И тут во мне что-то сломалось. Даже в глазах темно стало.
– Кто-кто «настоящий еврей»? – спросила я. – Вы? Вы – «настоящий еврей»?!
– Да! Да! Да! – закричал он. – И горжусь этим! И попрошу очистить помещение!
– Нет, – сказала я с улыбочкой. – Вы не еврей. Вы – персонаж из черносотенного анекдота. Вы приволокли с собой из «совка» все самое худшее, самое отвратительное, и на этом пытаетесь теперь выстроить свою маленькую вшивую карьерку!.. И не смейте налегать на еврейский акцент, бездарность! Так разговаривают антисемиты, когда пытаются изобразить еврея. Ничтожество… Шесть миллионов погибших евреев должны в гробах переворачиваться только потому, что такая дешевка, как вы, представляет их сегодня среди оставшихся в живых!
– Я сейчас же вызываю полицию, хулиганка! – завизжал он.
Вот тогда я совсем перестала себя сдерживать!
– Что-о-о?! – рявкнула я. – Ты где находишься, эмигрант хуев? На Васильевском острове или в Мюнхене?! Кто ты такой, дерьмо беспаспортное?! Я – гражданка государства Израиль, а ты кто такой, шестерка вонючая?!
И, клянусь вам, я вдруг, совершенно неожиданно для себя, сказала это с такой искренней гордостью, что сама чуть в обморок не упала! На ногах меня удержала только ненависть к этой сволочи.
– Стоит, сучка, на задних лапах, да еще и тявкает: кто – еврей, кто – не еврей… Нацист засраный!.. – сказала я ему напоследок и пошла к лифту.
Спустилась вниз к этим трем вооруженным раздолбаям, взяла свою сумку, свою гитару и направилась к воротам.
– Тебе помочь? – спросил один на иврите.
– Пошел ты, знаешь куда!.. – ответила я ему по-русски и вышла на улицу.
Бреду по этой чертовой Райхенбахштрассе, чтоб она провалилась, волоку тяжеленную сумку, тащу гитару, ничего не соображаю. Переставляю ноги, как курица с отрезанной головой. Господи, думаю, что же делать, что же делать?..
А вокруг меня – такой красивый, такой уютный и такой чужой город! И никого, никого – перед кем можно было бы просто расплакаться…

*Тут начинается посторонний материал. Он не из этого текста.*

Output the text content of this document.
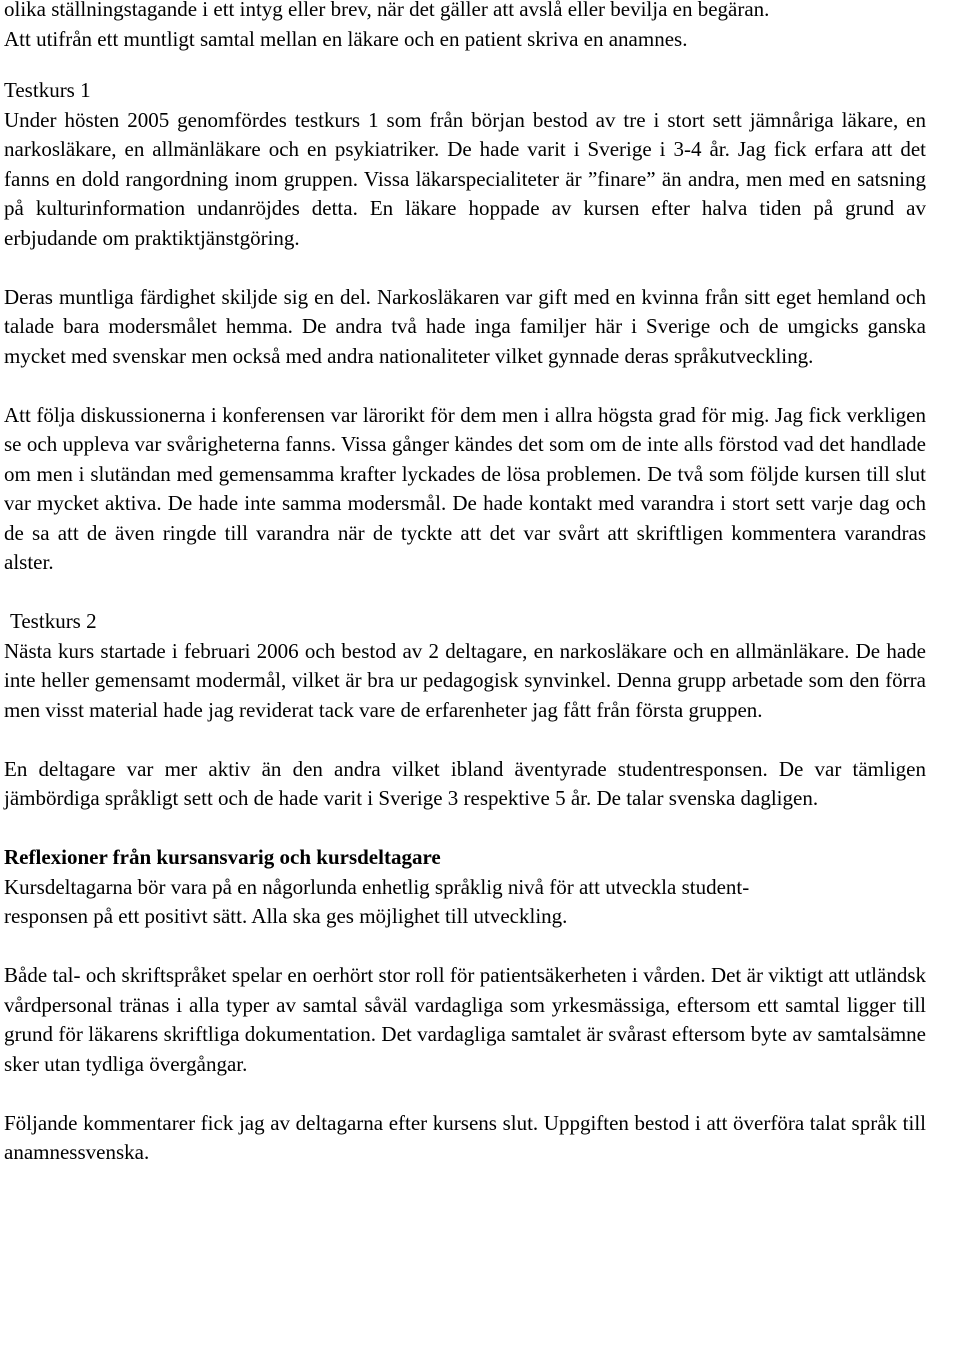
olika ställningstagande i ett intyg eller brev, när det gäller att avslå eller bevilja en begäran.

Att utifrån ett muntligt samtal mellan en läkare och en patient skriva en anamnes.

Testkurs 1

Under hösten 2005 genomfördes testkurs 1 som från början bestod av tre i stort sett jämnåriga läkare, en narkosläkare, en allmänläkare och en psykiatriker. De hade varit i Sverige i 3-4 år. Jag fick erfara att det fanns en dold rangordning inom gruppen. Vissa läkarspecialiteter är ”finare” än andra, men med en satsning på kulturinformation undanröjdes detta. En läkare hoppade av kursen efter halva tiden på grund av erbjudande om praktiktjänstgöring.

Deras muntliga färdighet skiljde sig en del. Narkosläkaren var gift med en kvinna från sitt eget hemland och talade bara modersmålet hemma. De andra två hade inga familjer här i Sverige och de umgicks ganska mycket med svenskar men också med andra nationaliteter vilket gynnade deras språkutveckling.

Att följa diskussionerna i konferensen var lärorikt för dem men i allra högsta grad för mig. Jag fick verkligen se och uppleva var svårigheterna fanns. Vissa gånger kändes det som om de inte alls förstod vad det handlade om men i slutändan med gemensamma krafter lyckades de lösa problemen. De två som följde kursen till slut var mycket aktiva. De hade inte samma modersmål. De hade kontakt med varandra i stort sett varje dag och de sa att de även ringde till varandra när de tyckte att det var svårt att skriftligen kommentera varandras alster.

Testkurs 2

Nästa kurs startade i februari 2006 och bestod av 2 deltagare, en narkosläkare och en allmänläkare. De hade inte heller gemensamt modermål, vilket är bra ur pedagogisk synvinkel. Denna grupp arbetade som den förra men visst material hade jag reviderat tack vare de erfarenheter jag fått från första gruppen.

En deltagare var mer aktiv än den andra vilket ibland äventyrade studentresponsen. De var tämligen jämbördiga språkligt sett och de hade varit i Sverige 3 respektive 5 år. De talar svenska dagligen.

Reflexioner från kursansvarig och kursdeltagare

Kursdeltagarna bör vara på en någorlunda enhetlig språklig nivå för att utveckla student-

responsen på ett positivt sätt. Alla ska ges möjlighet till utveckling.

Både tal- och skriftspråket spelar en oerhört stor roll för patientsäkerheten i vården. Det är viktigt att utländsk vårdpersonal tränas i alla typer av samtal såväl vardagliga som yrkesmässiga, eftersom ett samtal ligger till grund för läkarens skriftliga dokumentation. Det vardagliga samtalet är svårast eftersom byte av samtalsämne sker utan tydliga övergångar.

Följande kommentarer fick jag av deltagarna efter kursens slut. Uppgiften bestod i att överföra talat språk till anamnessvenska.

В проститутки пойти, что ли?..
Остановилась передохнуть, сунула руку в карман за сигаретами (я тогда еще курила) и наткнулась на какую-то бумажку. Вытащила ее, а там телефон и адрес Сэма. Стою и думаю – позвонить, не позвонить?.. А, плевать, думаю! Позвоню. Ну, нет у меня сегодня другого выхода! А завтра я что-нибудь придумаю.
Совсем рядом со мной две желтые телефонные будки.. Шарю, шарю по карманам – ни одной немецкой монетки! А вторая будка вообще только по карточкам. Как разменять бумажку в десять марок? Кого спросить? И такое отчаяние на меня навалилось, что и не высказать.